Inhibition of human PrP^Sc amplification by truncated recombinant human PrP and different anti-PrP antibodies.

(A) PMCA was performed with the mixture of human PrP^Sc (seeds) from iCJDVV2 and brain homogenates from TgWV (substrates) in the presence of rHuPrP23-231 (Hu23), rHuPrP90-231 (Hu90), rHuPrP23-145 (Hu145), or different antibodies against PrP (0.1 μM each), respectively. The four antibodies include SAF32 against human PrP59-89, 3F4 against PrP105-112, 6H4 against PrP145-152 and 8H4 against PrP175-185. The result is a representative of three independent experiments. (B) Inhibition of PrP^Sc amplification was quantified using densitometric analysis based on three independent experiments.

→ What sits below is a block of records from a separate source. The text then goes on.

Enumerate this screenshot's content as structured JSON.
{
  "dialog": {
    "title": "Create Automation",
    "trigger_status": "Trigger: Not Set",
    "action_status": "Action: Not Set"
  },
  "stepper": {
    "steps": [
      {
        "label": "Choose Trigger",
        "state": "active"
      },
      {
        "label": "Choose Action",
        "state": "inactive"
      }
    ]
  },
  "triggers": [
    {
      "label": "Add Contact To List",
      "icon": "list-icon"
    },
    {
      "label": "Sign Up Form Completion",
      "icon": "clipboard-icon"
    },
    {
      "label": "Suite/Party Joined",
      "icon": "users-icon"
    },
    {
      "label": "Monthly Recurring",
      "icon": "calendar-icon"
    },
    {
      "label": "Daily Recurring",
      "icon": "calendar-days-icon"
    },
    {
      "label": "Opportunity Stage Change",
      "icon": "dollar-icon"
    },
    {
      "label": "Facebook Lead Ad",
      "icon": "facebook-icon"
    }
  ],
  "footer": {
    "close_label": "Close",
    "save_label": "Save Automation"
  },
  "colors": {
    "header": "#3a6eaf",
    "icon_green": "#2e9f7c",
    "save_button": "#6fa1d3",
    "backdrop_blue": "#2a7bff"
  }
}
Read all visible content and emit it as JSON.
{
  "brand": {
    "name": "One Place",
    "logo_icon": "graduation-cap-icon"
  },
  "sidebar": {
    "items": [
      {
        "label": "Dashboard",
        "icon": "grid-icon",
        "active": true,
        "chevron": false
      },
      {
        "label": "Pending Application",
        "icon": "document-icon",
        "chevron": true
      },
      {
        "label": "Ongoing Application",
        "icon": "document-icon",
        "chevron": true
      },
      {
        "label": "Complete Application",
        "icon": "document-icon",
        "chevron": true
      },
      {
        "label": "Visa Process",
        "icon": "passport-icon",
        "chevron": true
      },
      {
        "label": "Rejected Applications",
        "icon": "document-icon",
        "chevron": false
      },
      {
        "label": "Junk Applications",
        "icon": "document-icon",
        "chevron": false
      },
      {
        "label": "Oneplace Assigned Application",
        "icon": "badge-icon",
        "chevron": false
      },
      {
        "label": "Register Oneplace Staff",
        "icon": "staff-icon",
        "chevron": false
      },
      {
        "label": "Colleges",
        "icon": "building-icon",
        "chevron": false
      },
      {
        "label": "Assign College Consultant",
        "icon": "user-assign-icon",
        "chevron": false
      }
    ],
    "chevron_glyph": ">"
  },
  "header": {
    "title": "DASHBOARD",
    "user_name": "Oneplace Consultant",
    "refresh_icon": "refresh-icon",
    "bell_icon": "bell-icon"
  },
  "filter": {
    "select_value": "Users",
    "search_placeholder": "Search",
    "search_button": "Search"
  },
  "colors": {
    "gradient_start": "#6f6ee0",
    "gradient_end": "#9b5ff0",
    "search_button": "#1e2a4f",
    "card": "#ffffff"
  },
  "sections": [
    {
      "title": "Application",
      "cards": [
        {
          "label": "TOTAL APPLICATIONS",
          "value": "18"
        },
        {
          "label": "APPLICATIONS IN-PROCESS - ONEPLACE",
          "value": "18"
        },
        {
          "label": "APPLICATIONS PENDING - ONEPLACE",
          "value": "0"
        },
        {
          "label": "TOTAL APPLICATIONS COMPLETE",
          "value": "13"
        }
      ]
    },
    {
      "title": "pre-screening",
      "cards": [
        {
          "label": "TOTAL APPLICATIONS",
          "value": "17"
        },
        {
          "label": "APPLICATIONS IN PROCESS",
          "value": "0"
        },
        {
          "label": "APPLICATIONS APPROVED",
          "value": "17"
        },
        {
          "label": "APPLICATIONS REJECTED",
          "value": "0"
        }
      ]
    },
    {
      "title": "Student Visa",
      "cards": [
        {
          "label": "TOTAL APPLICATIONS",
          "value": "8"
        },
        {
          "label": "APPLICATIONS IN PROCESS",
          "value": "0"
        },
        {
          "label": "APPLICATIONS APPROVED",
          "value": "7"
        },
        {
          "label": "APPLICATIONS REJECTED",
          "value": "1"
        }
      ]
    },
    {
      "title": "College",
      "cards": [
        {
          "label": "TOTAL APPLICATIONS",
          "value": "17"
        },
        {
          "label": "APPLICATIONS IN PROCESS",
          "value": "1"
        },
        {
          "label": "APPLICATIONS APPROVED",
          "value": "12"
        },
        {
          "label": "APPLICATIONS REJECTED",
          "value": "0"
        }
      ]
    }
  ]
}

Of all recombinant PrP species and anti-PrP antibodies examined, recombinant human PrP23-231 exhibited the highest inhibition compared to others (**: p < 0.01; ***: p < 0.001). (C) PMCA was performed with the mixture of human PrP^Sc (seeds) from iCJDVV2 and brain homogenates from TgWV (substrates) in the presence of Hu23, Hu90, g5p, MCT, OCD4, or 3F4 (0.1 μM each), respectively. The Western blot shown is a representative of three independent experiments. (D) Inhibition of PrP^Sc amplification was quantified using densitometric analysis based on three independent experiments. In addition to rHuPrP23-231 and rHuPrP90-231, g5p and MCT also significantly inhibited PrP^Sc amplification (**: p < 0.01; ***: p < 0.001), whereas OCD4 and 3F4 did not (p > 0.05).